(read the whole article; below are excerpts)
Knisely, a 53-year-old tax analyst for the state comptroller’s office, has received numerous notices that his insurance company was billed thousands of dollars by the hospital, doctors and other medical providers for treatment of post-surgery complications such as pancreatitis, an inflammation of the pancreas. Knisely said he also has been billed directly several times and has been contacted by a collection agency because he wouldn’t pay.
Kimberly Tracy, a 51-year-old dialysis nurse who lives in Dayton, Ohio, donated a kidney to her nephew in 2001 and said she had to provide her insurance information to the hospital to get pain medication from the surgery.
“It was either that, or I was going to have to suck it up and go home without any,” she said. She ended up using her own insurance to pay for the medicine and other transplant-related bills, including a later surgery, she said.

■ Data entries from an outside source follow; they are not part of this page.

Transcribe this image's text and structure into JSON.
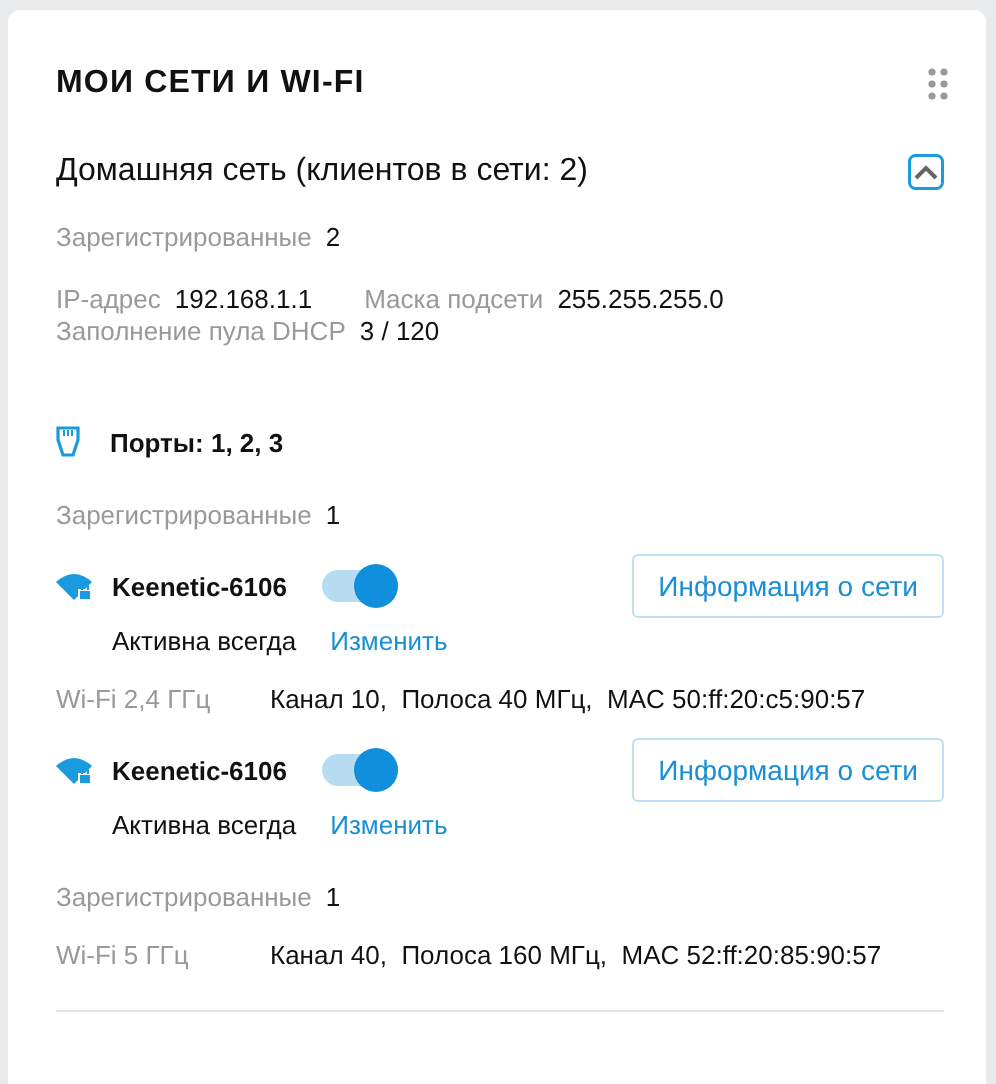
{
  "title": "МОИ СЕТИ И WI-FI",
  "network": {
    "name": "Домашняя сеть (клиентов в сети: 2)",
    "expanded": true,
    "registered": {
      "label": "Зарегистрированные",
      "value": "2"
    },
    "ip_label": "IP-адрес",
    "ip": "192.168.1.1",
    "mask_label": "Маска подсети",
    "mask": "255.255.255.0",
    "dhcp_label": "Заполнение пула DHCP",
    "dhcp": "3 / 120"
  },
  "items": [
    {
      "kind": "ports",
      "label": "Порты: 1, 2, 3"
    },
    {
      "kind": "registered",
      "label": "Зарегистрированные",
      "value": "1"
    },
    {
      "kind": "wifi",
      "ssid": "Keenetic-6106",
      "on": true,
      "button": "Информация о сети",
      "schedule": "Активна всегда",
      "link": "Изменить"
    },
    {
      "kind": "band",
      "label": "Wi-Fi 2,4 ГГц",
      "details": "Канал 10,  Полоса 40 МГц,  MAC 50:ff:20:c5:90:57"
    },
    {
      "kind": "wifi",
      "ssid": "Keenetic-6106",
      "on": true,
      "button": "Информация о сети",
      "schedule": "Активна всегда",
      "link": "Изменить"
    },
    {
      "kind": "registered",
      "label": "Зарегистрированные",
      "value": "1"
    },
    {
      "kind": "band",
      "label": "Wi-Fi 5 ГГц",
      "details": "Канал 40,  Полоса 160 МГц,  MAC 52:ff:20:85:90:57"
    }
  ]
}
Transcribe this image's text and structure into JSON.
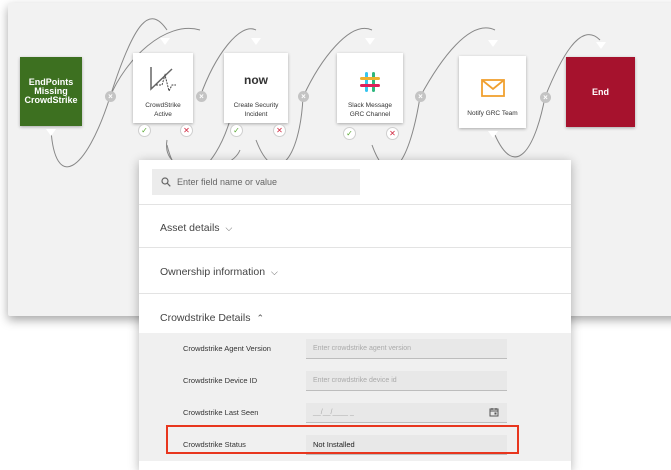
{
  "workflow": {
    "start_label": "EndPoints Missing CrowdStrike",
    "nodes": [
      {
        "label": "CrowdStrike Active",
        "icon": "crowdstrike-logo-icon"
      },
      {
        "label": "Create Security Incident",
        "icon": "servicenow-logo-icon",
        "logo_text": "now"
      },
      {
        "label": "Slack Message GRC Channel",
        "icon": "slack-logo-icon"
      },
      {
        "label": "Notify GRC Team",
        "icon": "envelope-icon"
      }
    ],
    "end_label": "End",
    "colors": {
      "start": "#3d7020",
      "end": "#a6122d",
      "check": "#5aa832",
      "cross": "#d0263e"
    }
  },
  "form": {
    "search_placeholder": "Enter field name or value",
    "sections": [
      {
        "title": "Asset details",
        "state": "collapsed"
      },
      {
        "title": "Ownership information",
        "state": "collapsed"
      },
      {
        "title": "Crowdstrike Details",
        "state": "expanded"
      }
    ],
    "fields": [
      {
        "label": "Crowdstrike Agent Version",
        "placeholder": "Enter crowdstrike agent version",
        "value": ""
      },
      {
        "label": "Crowdstrike Device ID",
        "placeholder": "Enter crowdstrike device id",
        "value": ""
      },
      {
        "label": "Crowdstrike Last Seen",
        "placeholder": "__/__/____ _",
        "value": ""
      },
      {
        "label": "Crowdstrike Status",
        "placeholder": "",
        "value": "Not Installed"
      }
    ],
    "highlight_color": "#e8361e"
  }
}
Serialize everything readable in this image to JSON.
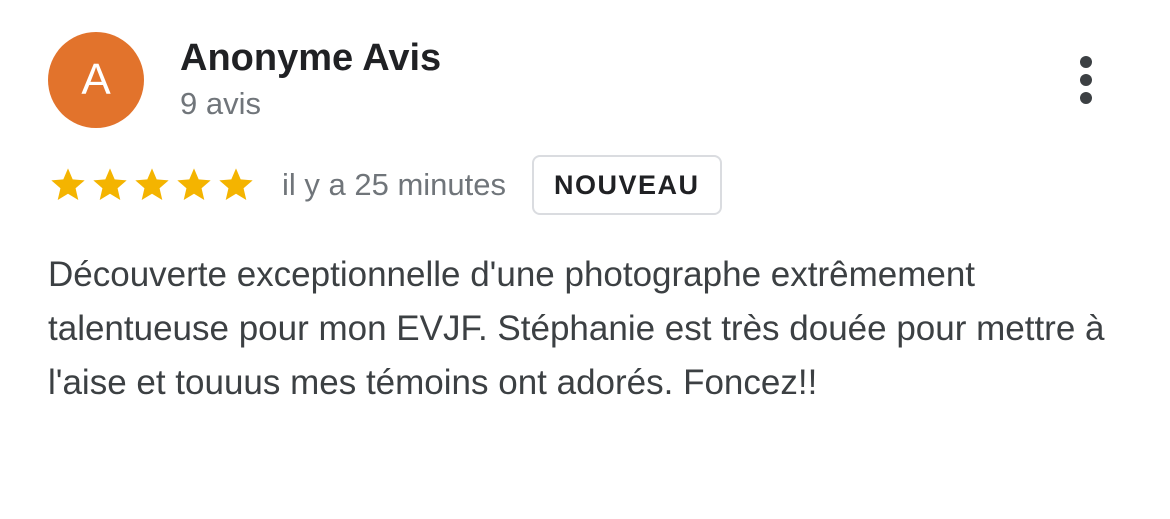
{
  "reviewer": {
    "initial": "A",
    "name": "Anonyme Avis",
    "review_count": "9 avis",
    "avatar_color": "#e2732c"
  },
  "review": {
    "rating": 5,
    "max_rating": 5,
    "timestamp": "il y a 25 minutes",
    "badge": "NOUVEAU",
    "text": "Découverte exceptionnelle d'une photographe extrêmement talentueuse pour mon EVJF. Stéphanie est très douée pour mettre à l'aise et touuus mes témoins ont adorés. Foncez!!"
  },
  "icons": {
    "more": "more-vert-icon",
    "star": "star-icon"
  },
  "colors": {
    "star": "#f4b400",
    "name": "#202124",
    "secondary": "#70757a",
    "body": "#3c4043",
    "badge_border": "#dadce0"
  }
}
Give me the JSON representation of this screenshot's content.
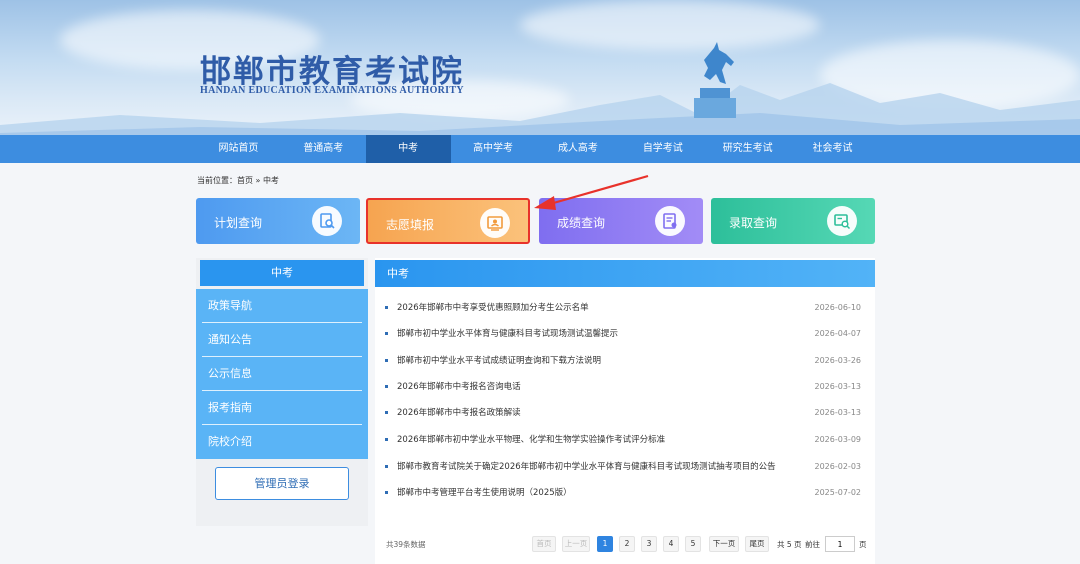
{
  "header": {
    "title_cn": "邯郸市教育考试院",
    "title_en": "HANDAN EDUCATION EXAMINATIONS AUTHORITY"
  },
  "nav": [
    {
      "label": "网站首页",
      "active": false
    },
    {
      "label": "普通高考",
      "active": false
    },
    {
      "label": "中考",
      "active": true
    },
    {
      "label": "高中学考",
      "active": false
    },
    {
      "label": "成人高考",
      "active": false
    },
    {
      "label": "自学考试",
      "active": false
    },
    {
      "label": "研究生考试",
      "active": false
    },
    {
      "label": "社会考试",
      "active": false
    }
  ],
  "breadcrumb": {
    "prefix": "当前位置：",
    "home": "首页",
    "sep": " » ",
    "current": "中考"
  },
  "tiles": [
    {
      "label": "计划查询",
      "icon": "search-doc-icon"
    },
    {
      "label": "志愿填报",
      "icon": "profile-card-icon"
    },
    {
      "label": "成绩查询",
      "icon": "score-doc-icon"
    },
    {
      "label": "录取查询",
      "icon": "admission-search-icon"
    }
  ],
  "sidebar": {
    "title": "中考",
    "items": [
      "政策导航",
      "通知公告",
      "公示信息",
      "报考指南",
      "院校介绍"
    ],
    "admin_button": "管理员登录"
  },
  "main": {
    "title": "中考",
    "articles": [
      {
        "title": "2026年邯郸市中考享受优惠照顾加分考生公示名单",
        "date": "2026-06-10"
      },
      {
        "title": "邯郸市初中学业水平体育与健康科目考试现场测试温馨提示",
        "date": "2026-04-07"
      },
      {
        "title": "邯郸市初中学业水平考试成绩证明查询和下载方法说明",
        "date": "2026-03-26"
      },
      {
        "title": "2026年邯郸市中考报名咨询电话",
        "date": "2026-03-13"
      },
      {
        "title": "2026年邯郸市中考报名政策解读",
        "date": "2026-03-13"
      },
      {
        "title": "2026年邯郸市初中学业水平物理、化学和生物学实验操作考试评分标准",
        "date": "2026-03-09"
      },
      {
        "title": "邯郸市教育考试院关于确定2026年邯郸市初中学业水平体育与健康科目考试现场测试抽考项目的公告",
        "date": "2026-02-03"
      },
      {
        "title": "邯郸市中考管理平台考生使用说明（2025版）",
        "date": "2025-07-02"
      }
    ]
  },
  "pagination": {
    "total": "共39条数据",
    "first": "首页",
    "prev": "上一页",
    "pages": [
      "1",
      "2",
      "3",
      "4",
      "5"
    ],
    "current_page": "1",
    "next": "下一页",
    "last": "尾页",
    "total_pages": "共 5 页",
    "goto": "前往",
    "goto_value": "1",
    "page_unit": "页"
  },
  "colors": {
    "nav": "#3d8de0",
    "nav_active": "#1f5fa8",
    "highlight": "#e8322b"
  }
}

Knisely said the hospital did not tell him that if ever he loses his insurance with the state comptroller’s office where he and Vara, 52, work, some insurers might consider a single kidney to be a pre-existing condition and a possible reason to deny future coverage.
Laura Odom, a 52-year-old mother of five in Wheaton, Ill., said after she donated part of her liver in 2002 to her sister-in-law, who had liver disease, she was billed incorrectly for the transplant and for treatment for later complications. She said it took about six months to straighten out the billing, but she’s had ongoing health problems since the transplant, including chronic pain and a grapefruit-sized hernia in her diaphragm that led to serious intestinal problems.
She can no longer get private insurance because she is considered to have a pre-existing medical condition, she said. She is on Medicaid now.
Everything was done so hurriedly to save her sister-in-law, she said, that she didn’t know that in the process of donating part of her liver doctors also would have to remove her gallbladder. That has contributed to her digestive problems, Odom said.
“In retrospect, I would have done things differently. I would have had a notebook and gotten things in writing,” Odom said. “I have a recipient who has her life back, and now I’m sicker than she is.”